1. Violence against women has been rising among college age women for some time now, and I read a campus article that many young women ACCEPT it as the price of having a boyfriend.
2. Women still don’t earn the same pay for the same job. For those who think the Lily Ledbetter bill will fix that, watch how job titles are changed and assertions are made that it is NOT “the same work.”
3. The sexist comments — and behavior by Jim Favreau in the recent photo — suggest that it’s still acceptable to undermine women as “hysterical” or “hormonal.” During the primaries Clinton was derided as “riding her husband’s coattails” and now there is discussion that BILL will actually be telling her how to be Secretary of State. How much more can you discount a woman’s abilities and work than this?

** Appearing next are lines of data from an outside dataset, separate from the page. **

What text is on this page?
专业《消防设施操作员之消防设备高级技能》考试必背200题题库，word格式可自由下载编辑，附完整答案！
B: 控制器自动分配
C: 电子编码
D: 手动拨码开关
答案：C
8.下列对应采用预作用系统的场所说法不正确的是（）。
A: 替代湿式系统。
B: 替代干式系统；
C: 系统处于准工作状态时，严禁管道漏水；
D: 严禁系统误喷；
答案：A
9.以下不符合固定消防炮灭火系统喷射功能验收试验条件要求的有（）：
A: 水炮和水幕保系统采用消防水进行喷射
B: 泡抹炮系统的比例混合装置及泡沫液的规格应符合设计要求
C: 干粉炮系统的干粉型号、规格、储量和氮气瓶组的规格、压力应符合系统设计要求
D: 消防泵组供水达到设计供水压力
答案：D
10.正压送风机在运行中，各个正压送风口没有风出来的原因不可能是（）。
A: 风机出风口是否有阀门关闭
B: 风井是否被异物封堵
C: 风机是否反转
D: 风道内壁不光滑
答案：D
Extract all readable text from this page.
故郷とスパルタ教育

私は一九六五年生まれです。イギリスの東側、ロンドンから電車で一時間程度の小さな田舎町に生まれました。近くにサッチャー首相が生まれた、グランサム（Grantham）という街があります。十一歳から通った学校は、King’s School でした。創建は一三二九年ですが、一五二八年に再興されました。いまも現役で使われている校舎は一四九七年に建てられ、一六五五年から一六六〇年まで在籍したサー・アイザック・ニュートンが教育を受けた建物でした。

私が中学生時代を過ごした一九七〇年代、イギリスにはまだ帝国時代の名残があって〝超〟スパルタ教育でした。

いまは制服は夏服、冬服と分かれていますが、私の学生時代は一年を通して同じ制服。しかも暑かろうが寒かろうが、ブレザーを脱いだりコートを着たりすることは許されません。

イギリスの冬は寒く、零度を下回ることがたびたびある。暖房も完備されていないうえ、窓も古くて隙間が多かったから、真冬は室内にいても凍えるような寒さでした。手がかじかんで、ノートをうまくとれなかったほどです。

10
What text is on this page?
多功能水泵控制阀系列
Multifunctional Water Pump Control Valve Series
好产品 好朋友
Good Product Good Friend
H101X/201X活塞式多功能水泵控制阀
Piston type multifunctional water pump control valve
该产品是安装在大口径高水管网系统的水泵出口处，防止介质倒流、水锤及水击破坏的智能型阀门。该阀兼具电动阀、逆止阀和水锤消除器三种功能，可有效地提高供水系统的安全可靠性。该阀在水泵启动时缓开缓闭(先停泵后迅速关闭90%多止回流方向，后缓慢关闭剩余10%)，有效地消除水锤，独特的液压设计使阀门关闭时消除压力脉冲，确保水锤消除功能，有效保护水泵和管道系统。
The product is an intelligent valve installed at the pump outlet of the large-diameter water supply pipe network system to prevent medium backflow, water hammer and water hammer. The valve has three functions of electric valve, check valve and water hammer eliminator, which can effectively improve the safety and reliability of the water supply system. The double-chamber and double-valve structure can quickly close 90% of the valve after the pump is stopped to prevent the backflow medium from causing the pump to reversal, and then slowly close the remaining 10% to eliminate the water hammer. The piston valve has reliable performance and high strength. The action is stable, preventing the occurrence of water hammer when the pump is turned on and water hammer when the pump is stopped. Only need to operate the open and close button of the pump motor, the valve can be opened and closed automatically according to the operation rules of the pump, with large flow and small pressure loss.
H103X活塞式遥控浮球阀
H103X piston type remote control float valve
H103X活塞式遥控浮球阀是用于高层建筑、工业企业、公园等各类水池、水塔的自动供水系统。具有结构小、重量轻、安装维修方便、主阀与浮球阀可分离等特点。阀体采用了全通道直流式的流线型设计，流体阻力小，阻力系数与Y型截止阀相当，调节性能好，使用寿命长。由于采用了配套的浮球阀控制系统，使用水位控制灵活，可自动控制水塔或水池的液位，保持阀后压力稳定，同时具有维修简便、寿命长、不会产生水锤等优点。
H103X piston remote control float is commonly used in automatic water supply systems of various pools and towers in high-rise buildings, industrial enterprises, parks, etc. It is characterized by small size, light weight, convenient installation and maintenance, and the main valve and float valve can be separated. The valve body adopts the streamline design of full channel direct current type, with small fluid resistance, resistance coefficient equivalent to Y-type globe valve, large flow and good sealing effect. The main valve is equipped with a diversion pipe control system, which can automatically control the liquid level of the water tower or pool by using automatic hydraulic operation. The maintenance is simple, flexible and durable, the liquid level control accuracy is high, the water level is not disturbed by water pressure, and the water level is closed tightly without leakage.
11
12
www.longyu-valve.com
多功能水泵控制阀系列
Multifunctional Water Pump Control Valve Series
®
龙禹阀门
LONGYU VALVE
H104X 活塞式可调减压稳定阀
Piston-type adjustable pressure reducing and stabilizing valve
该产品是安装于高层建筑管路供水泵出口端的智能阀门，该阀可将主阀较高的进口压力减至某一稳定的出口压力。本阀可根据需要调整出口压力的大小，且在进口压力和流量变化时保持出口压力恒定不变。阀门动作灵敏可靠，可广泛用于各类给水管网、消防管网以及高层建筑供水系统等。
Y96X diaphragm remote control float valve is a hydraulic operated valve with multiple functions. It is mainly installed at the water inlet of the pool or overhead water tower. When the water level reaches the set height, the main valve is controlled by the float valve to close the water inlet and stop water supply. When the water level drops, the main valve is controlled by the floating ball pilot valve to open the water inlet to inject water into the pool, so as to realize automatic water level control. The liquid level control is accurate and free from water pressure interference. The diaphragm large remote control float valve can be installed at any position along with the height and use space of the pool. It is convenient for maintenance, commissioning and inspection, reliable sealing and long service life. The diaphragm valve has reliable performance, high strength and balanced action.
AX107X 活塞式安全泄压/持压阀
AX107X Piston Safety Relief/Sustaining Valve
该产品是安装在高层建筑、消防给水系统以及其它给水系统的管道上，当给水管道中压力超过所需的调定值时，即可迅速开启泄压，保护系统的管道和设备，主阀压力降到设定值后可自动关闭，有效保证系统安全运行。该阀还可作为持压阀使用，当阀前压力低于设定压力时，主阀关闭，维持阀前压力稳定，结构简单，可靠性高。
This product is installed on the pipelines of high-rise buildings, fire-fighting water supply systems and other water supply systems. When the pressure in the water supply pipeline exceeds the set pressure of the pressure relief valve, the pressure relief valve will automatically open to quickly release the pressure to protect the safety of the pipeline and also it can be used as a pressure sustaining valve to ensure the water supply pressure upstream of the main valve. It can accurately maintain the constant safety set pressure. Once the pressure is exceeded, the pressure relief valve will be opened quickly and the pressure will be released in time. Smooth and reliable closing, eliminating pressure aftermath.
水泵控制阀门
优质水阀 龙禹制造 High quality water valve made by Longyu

4. Women are still more likely to live in poverty — whether through males not taking financial responsibility for their children, divorce, widowhood or simply outliving the money available to them.
5. Women’s careers are still penalized by taking the option to be parents, and men who choose fulltime parenthood — even for a short period are pitied and looked upon as “lesser.”
Anyone who cannot see that these things are still occurring needs to consider whether they even SEE what real equality for women IS. What it is NOT is being told “you just want a vagina” by those who see nothing wrong with celebrating the HISTORIC Black Presidency (still male) when REAL CHANGE would have been the FEMALE who was running — if we had been able to see her as a person in her own right and NOT just as some kind of extension of her husband. She was penalized for all his errors (or perceived errors), incapable of accomplishing the Senate race without being married to him, yada yada yada. I will not live to see the time a woman is taken as herself and elected to the Presidency.
When Caroline Kennedy runs, I suspect she will find out she is not herself but “JFK’s daughter.” Caroline and I lost our fathers the same year, although I was a bit older than she was. When someone like myself (and Hillary was more like me than Caroline Kennedy is) has a chance at becoming President, or even Senator, then women will have equality politically. My roots are even more humble than Obama’s.